ROCK FALLS – Two weeks ago, the City Council put a new ordinance on the books to clarify the liquor license policy for special events on city property, but when dealing with special use procedure, changing one word created confusion.
Just days before the launch of a new event, Art in the Park, at RB&W District Park, the council on Tuesday turned back a request by Candlelight Inn to provide beer and wine for Saturday’s Sculpture Walk.
The event that had been promoted to include fine wine and craft beers for months will now be dry.
Well, it turns out that Mayor Bill Wescott, who also serves as liquor commissioner, didn’t need the council’s vote to OK the special use request from Candlelight Inn. The issue was confused with protocol for special events liquor applications.
The difference is that the special events request policy is for nonprofits that don’t already have a liquor license, such as service club fundraisers. Special use requests are for businesses such as bars and restaurants that do have a city liquor license.

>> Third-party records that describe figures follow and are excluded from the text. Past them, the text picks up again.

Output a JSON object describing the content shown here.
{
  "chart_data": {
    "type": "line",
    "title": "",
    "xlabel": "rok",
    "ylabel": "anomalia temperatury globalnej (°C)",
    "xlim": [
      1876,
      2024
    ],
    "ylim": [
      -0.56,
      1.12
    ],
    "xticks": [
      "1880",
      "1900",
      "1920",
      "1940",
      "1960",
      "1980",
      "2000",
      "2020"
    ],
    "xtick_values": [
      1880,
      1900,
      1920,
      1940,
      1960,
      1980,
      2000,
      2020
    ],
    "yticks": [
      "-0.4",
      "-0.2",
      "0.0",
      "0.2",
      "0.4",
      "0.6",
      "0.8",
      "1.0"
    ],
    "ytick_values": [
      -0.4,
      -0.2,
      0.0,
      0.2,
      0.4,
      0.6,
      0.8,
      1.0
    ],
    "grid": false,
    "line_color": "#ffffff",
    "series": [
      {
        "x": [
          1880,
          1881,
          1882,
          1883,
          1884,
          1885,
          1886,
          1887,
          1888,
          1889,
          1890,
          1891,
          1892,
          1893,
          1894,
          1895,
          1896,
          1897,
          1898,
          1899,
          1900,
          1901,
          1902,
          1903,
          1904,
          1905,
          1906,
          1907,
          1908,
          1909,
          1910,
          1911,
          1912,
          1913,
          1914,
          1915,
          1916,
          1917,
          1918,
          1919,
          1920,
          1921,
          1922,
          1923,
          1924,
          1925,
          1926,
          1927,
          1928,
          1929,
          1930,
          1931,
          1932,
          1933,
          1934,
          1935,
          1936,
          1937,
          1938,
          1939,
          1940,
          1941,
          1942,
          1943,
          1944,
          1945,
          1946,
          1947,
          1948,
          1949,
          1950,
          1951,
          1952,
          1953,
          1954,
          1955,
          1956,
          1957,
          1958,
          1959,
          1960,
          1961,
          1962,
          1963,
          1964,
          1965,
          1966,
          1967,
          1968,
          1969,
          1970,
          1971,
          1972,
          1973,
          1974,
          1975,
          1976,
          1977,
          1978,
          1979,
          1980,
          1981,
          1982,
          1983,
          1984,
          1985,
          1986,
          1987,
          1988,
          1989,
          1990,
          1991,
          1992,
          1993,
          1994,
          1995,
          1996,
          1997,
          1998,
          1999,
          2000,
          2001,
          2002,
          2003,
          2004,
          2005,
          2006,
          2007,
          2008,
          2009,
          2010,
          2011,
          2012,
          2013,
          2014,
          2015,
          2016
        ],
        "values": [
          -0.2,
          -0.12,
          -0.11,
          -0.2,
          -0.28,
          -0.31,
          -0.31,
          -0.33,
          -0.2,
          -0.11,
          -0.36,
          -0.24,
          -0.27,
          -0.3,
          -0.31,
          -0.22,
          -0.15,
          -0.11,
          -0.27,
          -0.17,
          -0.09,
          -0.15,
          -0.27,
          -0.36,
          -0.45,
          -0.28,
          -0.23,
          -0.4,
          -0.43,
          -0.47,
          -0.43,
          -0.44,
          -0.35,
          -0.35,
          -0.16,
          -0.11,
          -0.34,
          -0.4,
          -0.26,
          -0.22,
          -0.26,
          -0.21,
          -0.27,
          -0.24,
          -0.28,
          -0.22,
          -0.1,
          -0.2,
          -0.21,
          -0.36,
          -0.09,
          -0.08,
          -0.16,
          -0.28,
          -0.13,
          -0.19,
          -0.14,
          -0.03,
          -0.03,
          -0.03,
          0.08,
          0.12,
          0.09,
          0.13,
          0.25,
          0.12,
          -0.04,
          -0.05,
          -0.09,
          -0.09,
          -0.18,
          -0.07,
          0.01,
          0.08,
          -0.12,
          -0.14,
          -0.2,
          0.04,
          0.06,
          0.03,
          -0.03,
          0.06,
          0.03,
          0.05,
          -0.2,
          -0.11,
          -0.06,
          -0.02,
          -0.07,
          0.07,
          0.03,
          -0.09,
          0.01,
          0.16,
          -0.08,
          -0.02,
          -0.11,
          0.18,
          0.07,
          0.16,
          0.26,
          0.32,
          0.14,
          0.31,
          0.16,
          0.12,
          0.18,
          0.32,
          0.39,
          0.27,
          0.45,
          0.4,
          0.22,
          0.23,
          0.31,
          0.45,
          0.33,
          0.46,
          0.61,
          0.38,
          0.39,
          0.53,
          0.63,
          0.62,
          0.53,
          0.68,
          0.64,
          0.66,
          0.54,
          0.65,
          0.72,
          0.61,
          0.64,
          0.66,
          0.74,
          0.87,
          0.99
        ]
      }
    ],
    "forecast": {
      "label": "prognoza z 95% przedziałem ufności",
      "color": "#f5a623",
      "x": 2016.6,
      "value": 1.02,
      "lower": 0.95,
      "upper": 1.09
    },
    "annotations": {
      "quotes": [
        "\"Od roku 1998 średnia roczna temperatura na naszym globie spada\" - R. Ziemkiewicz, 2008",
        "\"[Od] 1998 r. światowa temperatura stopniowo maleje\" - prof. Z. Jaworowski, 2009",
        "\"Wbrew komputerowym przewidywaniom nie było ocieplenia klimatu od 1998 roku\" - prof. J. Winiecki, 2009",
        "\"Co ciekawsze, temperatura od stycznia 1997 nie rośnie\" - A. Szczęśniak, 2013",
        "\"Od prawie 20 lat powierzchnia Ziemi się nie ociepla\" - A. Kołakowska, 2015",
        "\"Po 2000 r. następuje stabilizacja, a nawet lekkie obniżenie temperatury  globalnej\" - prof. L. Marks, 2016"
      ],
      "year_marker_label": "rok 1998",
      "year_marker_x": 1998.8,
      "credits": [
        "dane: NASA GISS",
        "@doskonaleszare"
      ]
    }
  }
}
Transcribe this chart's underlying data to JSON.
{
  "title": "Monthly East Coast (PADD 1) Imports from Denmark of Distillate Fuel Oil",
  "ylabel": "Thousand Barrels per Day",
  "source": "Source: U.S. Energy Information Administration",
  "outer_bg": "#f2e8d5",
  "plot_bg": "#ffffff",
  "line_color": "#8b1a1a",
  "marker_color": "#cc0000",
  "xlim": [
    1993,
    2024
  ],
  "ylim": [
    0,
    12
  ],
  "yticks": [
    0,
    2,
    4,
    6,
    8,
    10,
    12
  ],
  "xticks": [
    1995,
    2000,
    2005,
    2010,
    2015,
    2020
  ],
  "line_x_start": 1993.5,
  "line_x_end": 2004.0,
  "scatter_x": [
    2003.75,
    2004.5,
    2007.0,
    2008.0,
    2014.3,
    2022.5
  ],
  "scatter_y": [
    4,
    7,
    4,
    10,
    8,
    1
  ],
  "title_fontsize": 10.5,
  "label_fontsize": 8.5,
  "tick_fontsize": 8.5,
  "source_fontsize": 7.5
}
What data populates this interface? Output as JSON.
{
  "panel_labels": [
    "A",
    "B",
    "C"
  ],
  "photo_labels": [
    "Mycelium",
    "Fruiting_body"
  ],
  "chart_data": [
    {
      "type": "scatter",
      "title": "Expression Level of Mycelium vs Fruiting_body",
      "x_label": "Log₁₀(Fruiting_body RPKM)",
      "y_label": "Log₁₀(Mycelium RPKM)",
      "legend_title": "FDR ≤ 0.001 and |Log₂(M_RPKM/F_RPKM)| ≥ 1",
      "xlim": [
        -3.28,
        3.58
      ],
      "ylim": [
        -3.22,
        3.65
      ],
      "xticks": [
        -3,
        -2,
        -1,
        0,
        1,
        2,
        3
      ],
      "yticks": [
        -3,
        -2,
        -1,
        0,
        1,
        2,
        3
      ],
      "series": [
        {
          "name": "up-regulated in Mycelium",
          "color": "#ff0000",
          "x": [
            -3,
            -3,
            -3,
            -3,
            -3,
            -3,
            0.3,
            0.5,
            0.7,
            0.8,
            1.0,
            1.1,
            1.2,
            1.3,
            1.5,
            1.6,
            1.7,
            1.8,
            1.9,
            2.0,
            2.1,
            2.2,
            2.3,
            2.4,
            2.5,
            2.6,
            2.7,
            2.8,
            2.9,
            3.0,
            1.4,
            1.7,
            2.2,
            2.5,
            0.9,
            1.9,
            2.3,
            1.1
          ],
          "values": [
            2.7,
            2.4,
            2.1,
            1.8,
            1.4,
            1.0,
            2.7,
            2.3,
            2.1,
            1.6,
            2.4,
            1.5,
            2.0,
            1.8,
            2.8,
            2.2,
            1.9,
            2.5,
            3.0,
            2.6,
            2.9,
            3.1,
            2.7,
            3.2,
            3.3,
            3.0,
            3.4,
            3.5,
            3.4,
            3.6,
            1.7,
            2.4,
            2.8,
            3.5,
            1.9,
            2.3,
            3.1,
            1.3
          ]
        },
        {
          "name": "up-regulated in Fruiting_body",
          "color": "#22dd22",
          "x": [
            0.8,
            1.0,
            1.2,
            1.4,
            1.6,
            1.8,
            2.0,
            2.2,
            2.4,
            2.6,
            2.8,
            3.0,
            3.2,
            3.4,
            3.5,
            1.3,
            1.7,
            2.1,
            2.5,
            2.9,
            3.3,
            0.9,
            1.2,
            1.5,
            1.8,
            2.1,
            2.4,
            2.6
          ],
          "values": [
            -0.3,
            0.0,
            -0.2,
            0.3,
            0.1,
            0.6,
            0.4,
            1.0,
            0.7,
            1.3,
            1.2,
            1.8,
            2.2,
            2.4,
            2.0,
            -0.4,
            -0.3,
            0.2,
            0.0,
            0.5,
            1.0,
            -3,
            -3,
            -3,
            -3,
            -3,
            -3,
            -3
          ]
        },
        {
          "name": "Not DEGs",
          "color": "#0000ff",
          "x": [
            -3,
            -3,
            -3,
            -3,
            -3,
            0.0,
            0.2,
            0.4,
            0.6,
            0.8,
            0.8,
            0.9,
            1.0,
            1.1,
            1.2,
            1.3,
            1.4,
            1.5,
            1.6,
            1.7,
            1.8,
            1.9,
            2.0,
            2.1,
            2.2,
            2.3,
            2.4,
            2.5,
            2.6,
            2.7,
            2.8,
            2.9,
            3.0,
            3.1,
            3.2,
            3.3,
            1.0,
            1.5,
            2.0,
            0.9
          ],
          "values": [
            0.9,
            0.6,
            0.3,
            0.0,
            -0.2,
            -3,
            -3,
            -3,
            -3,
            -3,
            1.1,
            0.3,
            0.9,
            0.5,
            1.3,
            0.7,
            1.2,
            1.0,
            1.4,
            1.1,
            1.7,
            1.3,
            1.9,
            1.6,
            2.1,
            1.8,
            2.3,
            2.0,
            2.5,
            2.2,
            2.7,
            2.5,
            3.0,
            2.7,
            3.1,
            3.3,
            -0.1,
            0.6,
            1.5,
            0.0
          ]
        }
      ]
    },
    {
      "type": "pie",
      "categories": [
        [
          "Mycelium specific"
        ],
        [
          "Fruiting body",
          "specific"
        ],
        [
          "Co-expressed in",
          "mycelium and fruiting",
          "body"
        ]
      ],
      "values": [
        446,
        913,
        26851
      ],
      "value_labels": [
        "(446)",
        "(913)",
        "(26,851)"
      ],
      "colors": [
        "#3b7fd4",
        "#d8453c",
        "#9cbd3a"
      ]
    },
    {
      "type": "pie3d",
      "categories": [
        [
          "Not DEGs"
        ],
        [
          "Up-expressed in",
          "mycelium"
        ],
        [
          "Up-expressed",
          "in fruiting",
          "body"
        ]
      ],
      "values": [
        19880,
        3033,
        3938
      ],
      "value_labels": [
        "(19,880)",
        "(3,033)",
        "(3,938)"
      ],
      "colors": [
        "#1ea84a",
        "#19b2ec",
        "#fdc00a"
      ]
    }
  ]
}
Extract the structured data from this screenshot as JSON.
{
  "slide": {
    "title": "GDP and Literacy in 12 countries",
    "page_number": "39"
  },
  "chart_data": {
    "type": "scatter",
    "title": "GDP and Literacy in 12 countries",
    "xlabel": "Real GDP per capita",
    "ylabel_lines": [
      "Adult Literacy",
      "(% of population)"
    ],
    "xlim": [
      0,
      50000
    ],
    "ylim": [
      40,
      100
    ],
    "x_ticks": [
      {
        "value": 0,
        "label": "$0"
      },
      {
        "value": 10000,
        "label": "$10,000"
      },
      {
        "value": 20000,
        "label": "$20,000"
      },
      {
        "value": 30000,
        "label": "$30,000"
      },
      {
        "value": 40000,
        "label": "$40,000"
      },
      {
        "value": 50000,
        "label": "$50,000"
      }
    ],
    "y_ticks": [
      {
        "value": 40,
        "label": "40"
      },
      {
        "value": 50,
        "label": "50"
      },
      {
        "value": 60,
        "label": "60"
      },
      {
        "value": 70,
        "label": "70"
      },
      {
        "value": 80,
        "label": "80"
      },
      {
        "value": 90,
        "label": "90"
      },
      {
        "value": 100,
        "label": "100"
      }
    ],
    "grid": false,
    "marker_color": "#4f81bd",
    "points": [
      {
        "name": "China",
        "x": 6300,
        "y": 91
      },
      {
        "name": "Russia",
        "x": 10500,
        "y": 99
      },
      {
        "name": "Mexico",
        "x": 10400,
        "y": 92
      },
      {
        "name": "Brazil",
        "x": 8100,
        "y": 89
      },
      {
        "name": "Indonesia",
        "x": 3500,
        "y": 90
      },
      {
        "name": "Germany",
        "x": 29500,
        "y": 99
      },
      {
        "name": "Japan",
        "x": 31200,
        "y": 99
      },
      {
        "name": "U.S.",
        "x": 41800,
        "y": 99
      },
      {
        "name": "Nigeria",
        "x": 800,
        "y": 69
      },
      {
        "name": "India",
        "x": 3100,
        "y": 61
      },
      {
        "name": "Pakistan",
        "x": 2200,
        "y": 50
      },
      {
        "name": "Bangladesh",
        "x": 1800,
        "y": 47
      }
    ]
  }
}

“Our attorneys informed us after the meeting that for a special use license, we don’t need the council’s approval,” Wescott said. “As liquor commissioner, I make that decision because they already have liquor licenses and have been vetted.”
The city’s current special use language, however, mistakenly says the request must come from a Class A liquor license holder, which in Rock Falls is a tavern. That would have excluded the Candlelight, which as a restaurant has a Class B license.
“We’re letting this go and making modifications so restaurants are included,” Wescott said. “We’ll get everything resolved and move forward.”
The mayor plans to call a Committee of the Whole meeting to discuss the situation with the council.
The vote on the Candlelight’s request that was needlessly taken Tuesday shows a deep divide on the council over the broader issue of alcohol in the park.
Council members Violet Sobottka, Lee Folsom and Glen Kuhlemier voted yes on the Candlelight Inn’s permit request, while George Logan Jr., Daehle Reitzel and Rod Kleckler voted against it. Alderman Brian Snow recused himself from the vote because he owns business that sells alcohol in the riverfront tax increment financing district and Jim Schuneman was absent.
Mayor Bill Wescott could have broken the tie with a yes vote, but the ordinance still needed another vote to carry. The realization that the council won’t vote on future special use permits for the park could spark much debate.
“Some of us wanted a blanket policy to not have alcohol in the park instead of handling it on a case-by-case basis,” Kleckler said. “I would support allowing it in a downtown lot, but I feel it’s inappropriate to have liquor in the park.”
Logan’s concerns stem from the confusion he believes will be created because some parks are owned by the city while others are under the jurisdiction of the Coloma Township Park District.
“I have trepidation about allowing drinking in one park because I’m afraid it will make it easier to drink at all of them,” Logan said.
The mayor said that leaving the council’s vote stand is the right thing to do, but that moving forward, he has no problem with alcohol being part of some riverfront park events.
“We didn’t go to all of this trouble to clean up the area and build this park to just let it sit there,” Wescott said.
But Kleckler said many residents believe liquor isn’t needed to draw people to the riverfront.
“We have a heckuva problem if growth on the riverfront is tied to the consumption of liquor,” he said.
The Taste of Fiesta, set for Sept. 22, is the next big event coming to RB&W District Park, but there were no plans to include alcohol.
The Rock Falls City Council next meets at 6:30 p.m. Sept. 18 at City Hall, 603 W. 10th St.
The agendas will be posted at rockfalls61071.net and at City Hall. Call 815-622-1100 for more information.
The council meeting also airs live on Channel 5 in the Twin Cities.